What does profile-guided optimization mean?
Some languages have a JIT (Just In Time) compiler available at runtime, that can optimize the executed code depending on current execution patterns. This is, in large part, the cause of the performance of Lua and the JVM. They can start a bit slow, but by accumulating information on actual running code, they make it faster and faster for the current load. PfLua is a great example: the firewall rules are optimized again and again, until the current network traffic is handled as quickly as possible.
When you use other languages, such as C, you usually cannot optimize the application once it is compiled. Except when you use an optimization technique known as Profile-Guided Optimization. From Wikipedia :
Profile-guided optimization (PGO, sometimes pronounced as pogo), also known as profile-directed feedback (PDF), is a compiler optimization technique in computer programming that uses profiling to improve program runtime performance.
It relies on profiling the compiled application, while it runs with the expected, real world load (web traffic, calculations, etc), and feed this profiling information to the compiler. On the next build, the compiler will have more information on which parts of the program are less used, which branches are taken more often, the expected values in a range, etc. Instead of guessing how the program would behave to choose optimizations, the compiler has true information, and can optimize more precisely. There's one issue with the process: you need two compilations and a profiling run to generate the final executable. But it gets easier when you automate it, as we can see in the Firefox build process.
PGO in LLVM
While it has been available in other systems for a long time (Visual Studio 2005, the Intel compiler ICC for Itanium), it appeared recently in LLVM. It has since then been applied successfully to XCode (Objective C, Swift) and LDC, the D compiler.

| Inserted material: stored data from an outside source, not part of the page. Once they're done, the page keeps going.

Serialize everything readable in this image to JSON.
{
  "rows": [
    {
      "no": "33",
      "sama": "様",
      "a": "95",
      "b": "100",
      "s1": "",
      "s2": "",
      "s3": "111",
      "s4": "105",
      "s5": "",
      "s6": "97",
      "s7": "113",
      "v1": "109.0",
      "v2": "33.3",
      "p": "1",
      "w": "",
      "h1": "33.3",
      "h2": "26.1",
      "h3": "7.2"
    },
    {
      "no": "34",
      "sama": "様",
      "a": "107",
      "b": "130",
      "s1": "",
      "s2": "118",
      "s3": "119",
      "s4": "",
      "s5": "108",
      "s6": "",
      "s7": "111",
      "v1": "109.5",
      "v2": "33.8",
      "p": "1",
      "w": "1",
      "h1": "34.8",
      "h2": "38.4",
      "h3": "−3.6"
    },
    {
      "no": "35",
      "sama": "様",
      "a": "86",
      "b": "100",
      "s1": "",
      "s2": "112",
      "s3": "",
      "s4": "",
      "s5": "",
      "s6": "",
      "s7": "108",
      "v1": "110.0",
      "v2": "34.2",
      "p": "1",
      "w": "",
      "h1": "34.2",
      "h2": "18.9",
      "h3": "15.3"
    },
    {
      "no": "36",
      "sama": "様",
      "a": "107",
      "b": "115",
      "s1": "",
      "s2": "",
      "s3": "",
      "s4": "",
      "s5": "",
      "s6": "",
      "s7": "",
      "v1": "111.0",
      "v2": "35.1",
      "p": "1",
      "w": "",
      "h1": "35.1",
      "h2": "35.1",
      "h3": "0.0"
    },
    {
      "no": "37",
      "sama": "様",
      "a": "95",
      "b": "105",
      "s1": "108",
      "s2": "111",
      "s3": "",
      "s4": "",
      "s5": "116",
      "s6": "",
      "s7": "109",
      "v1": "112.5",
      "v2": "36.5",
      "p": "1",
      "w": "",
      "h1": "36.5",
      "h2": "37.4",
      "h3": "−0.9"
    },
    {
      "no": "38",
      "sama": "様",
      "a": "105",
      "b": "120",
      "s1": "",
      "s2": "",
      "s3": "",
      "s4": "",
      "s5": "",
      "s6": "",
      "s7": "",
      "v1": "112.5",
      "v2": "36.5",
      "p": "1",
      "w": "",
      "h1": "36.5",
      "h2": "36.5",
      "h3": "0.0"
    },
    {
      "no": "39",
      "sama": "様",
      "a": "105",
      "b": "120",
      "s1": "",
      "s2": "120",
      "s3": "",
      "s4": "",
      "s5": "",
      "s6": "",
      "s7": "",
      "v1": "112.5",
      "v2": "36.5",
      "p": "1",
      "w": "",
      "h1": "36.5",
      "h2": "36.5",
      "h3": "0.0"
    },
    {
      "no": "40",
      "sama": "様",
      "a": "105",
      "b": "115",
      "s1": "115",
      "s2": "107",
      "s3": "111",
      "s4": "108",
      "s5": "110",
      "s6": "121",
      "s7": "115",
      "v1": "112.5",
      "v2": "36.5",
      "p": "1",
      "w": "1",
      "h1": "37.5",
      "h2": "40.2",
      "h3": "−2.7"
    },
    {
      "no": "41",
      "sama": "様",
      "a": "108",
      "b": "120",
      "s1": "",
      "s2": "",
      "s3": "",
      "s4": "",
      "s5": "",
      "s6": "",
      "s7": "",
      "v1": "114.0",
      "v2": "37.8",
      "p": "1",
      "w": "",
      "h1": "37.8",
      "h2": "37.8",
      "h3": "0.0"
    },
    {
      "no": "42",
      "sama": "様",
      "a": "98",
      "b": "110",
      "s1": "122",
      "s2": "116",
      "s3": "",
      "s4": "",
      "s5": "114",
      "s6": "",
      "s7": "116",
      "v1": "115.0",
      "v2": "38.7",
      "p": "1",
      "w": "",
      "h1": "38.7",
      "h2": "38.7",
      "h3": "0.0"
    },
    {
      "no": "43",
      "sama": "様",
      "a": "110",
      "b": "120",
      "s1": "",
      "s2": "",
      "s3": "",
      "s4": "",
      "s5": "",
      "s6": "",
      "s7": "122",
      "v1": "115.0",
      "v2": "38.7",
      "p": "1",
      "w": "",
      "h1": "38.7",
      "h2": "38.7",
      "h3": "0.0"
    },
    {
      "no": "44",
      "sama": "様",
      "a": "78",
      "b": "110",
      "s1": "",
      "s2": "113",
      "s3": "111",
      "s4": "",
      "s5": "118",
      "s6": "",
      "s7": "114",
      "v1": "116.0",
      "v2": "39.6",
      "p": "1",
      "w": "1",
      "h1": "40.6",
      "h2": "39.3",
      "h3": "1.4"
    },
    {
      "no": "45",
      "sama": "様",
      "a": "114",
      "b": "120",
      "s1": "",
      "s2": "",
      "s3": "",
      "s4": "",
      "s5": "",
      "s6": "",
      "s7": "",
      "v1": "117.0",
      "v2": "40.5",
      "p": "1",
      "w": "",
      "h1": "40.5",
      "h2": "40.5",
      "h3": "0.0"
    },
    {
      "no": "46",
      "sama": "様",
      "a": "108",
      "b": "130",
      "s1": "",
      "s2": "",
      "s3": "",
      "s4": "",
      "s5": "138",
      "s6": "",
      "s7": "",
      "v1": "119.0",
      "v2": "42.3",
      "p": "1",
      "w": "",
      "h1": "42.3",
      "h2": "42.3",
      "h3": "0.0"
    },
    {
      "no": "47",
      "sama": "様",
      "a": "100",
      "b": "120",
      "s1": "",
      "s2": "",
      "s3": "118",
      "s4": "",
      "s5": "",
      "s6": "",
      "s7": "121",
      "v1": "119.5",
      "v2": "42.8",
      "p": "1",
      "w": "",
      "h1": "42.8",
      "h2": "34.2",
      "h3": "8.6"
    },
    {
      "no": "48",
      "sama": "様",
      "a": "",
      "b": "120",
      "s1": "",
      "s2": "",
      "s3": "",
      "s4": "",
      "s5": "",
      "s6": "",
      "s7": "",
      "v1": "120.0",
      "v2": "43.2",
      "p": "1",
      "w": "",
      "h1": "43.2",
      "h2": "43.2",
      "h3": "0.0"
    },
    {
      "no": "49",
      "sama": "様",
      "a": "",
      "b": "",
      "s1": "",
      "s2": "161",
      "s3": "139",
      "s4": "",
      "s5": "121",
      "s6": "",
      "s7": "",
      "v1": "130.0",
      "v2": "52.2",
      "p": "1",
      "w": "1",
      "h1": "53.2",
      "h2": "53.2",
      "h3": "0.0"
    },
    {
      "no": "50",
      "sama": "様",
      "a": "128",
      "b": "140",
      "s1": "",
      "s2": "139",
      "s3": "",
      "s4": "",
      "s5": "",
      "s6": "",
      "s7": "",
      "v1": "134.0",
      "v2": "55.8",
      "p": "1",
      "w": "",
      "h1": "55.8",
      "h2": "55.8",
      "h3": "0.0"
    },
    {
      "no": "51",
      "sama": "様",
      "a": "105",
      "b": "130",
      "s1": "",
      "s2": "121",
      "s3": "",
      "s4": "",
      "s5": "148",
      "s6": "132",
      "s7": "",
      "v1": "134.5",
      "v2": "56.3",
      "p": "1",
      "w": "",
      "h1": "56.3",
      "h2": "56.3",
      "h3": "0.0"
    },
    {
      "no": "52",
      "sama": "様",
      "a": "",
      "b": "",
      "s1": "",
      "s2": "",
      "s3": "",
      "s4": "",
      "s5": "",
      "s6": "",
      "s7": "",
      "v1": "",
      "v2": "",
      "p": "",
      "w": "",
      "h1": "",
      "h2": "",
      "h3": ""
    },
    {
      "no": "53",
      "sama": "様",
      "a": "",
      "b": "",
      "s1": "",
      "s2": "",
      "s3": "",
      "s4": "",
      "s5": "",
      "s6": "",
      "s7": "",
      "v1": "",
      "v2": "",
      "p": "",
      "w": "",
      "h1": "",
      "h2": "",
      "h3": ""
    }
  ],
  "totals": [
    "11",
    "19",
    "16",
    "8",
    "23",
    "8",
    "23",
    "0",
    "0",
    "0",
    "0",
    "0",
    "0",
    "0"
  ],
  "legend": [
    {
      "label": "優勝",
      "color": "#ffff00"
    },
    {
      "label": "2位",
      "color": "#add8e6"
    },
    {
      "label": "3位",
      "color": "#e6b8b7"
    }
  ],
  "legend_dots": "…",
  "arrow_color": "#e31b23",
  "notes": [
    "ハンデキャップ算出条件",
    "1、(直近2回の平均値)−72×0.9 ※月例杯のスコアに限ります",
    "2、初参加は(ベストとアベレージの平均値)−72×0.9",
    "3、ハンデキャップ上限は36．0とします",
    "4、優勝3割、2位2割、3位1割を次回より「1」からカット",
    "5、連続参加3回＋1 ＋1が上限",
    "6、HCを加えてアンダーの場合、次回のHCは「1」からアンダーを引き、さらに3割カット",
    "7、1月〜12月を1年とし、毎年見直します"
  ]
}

LLVM has a great feature: it uses an Intermediate Representation code (IR), which is a kind of high level assembly language. It applies its optimizations and machine code generation to that representation. If you make a compiler for a new language, targeting the LLVM IR will give you these features (nearly) for free.
In practice, compiler frontends choose which features they use, so you may not access everything LLVM has to offer. In particular, the Rust compiler, as of now (April 2016), provides a llvm-args option, but that option filters what you can send to LLVM, so we cannot use PGO here.
PGO in Rust
Still, with rustc, you can generate directly the IR, or its binary encoding, named bitcode:
rustc --emit llvm-bc main.rs
# or, with cargo:
cargo rustc -- --emit llvm-bc
The approach I tried here is to take that bitcode, and manually apply LLVM's transformations until I get a compiled executable. This is not really usable for now, especially because I chose an example with very few dependencies. With more dependencies, the compilation and linking will get more complex and unmanageable manually.
LLVM comes with a few commands that you can use to build code manually. The first one is opt, and it applies optimizations and instrumentation on the bitcode file (here, the file target/release/pgo.bc):
opt-3.8 -O2 -pgo-instr-gen -instrprof target/release/pgo.bc -o pgo.bc
The new bitcode file contains code to profile the end application (mainly by counting how often we use each code path). We can now convert that bitcode file to an object file, and link it using clang:
llc-3.8 -O2 -filetype=obj pgo.bc
clang-3.8 -O2 -flto -fprofile-instr-generate pgo.o -L/usr/local/lib/rustlib/x86_64-apple-darwin/lib -lstd-ca1c970e -o pgo
Note: I built my own rustc from source, so your libstd file may not have the same hash. Since Rust (as of April 2016) uses LLVM 3.7, we can use LLVM 3.8's PGO features, since the bitcode format is apparently backward compatible. I use OS X, and Homebrew's LLVM 3.8 has compilation issues, so I needed to build the compiler runtime from source. It's a proof of concept, not production code ;)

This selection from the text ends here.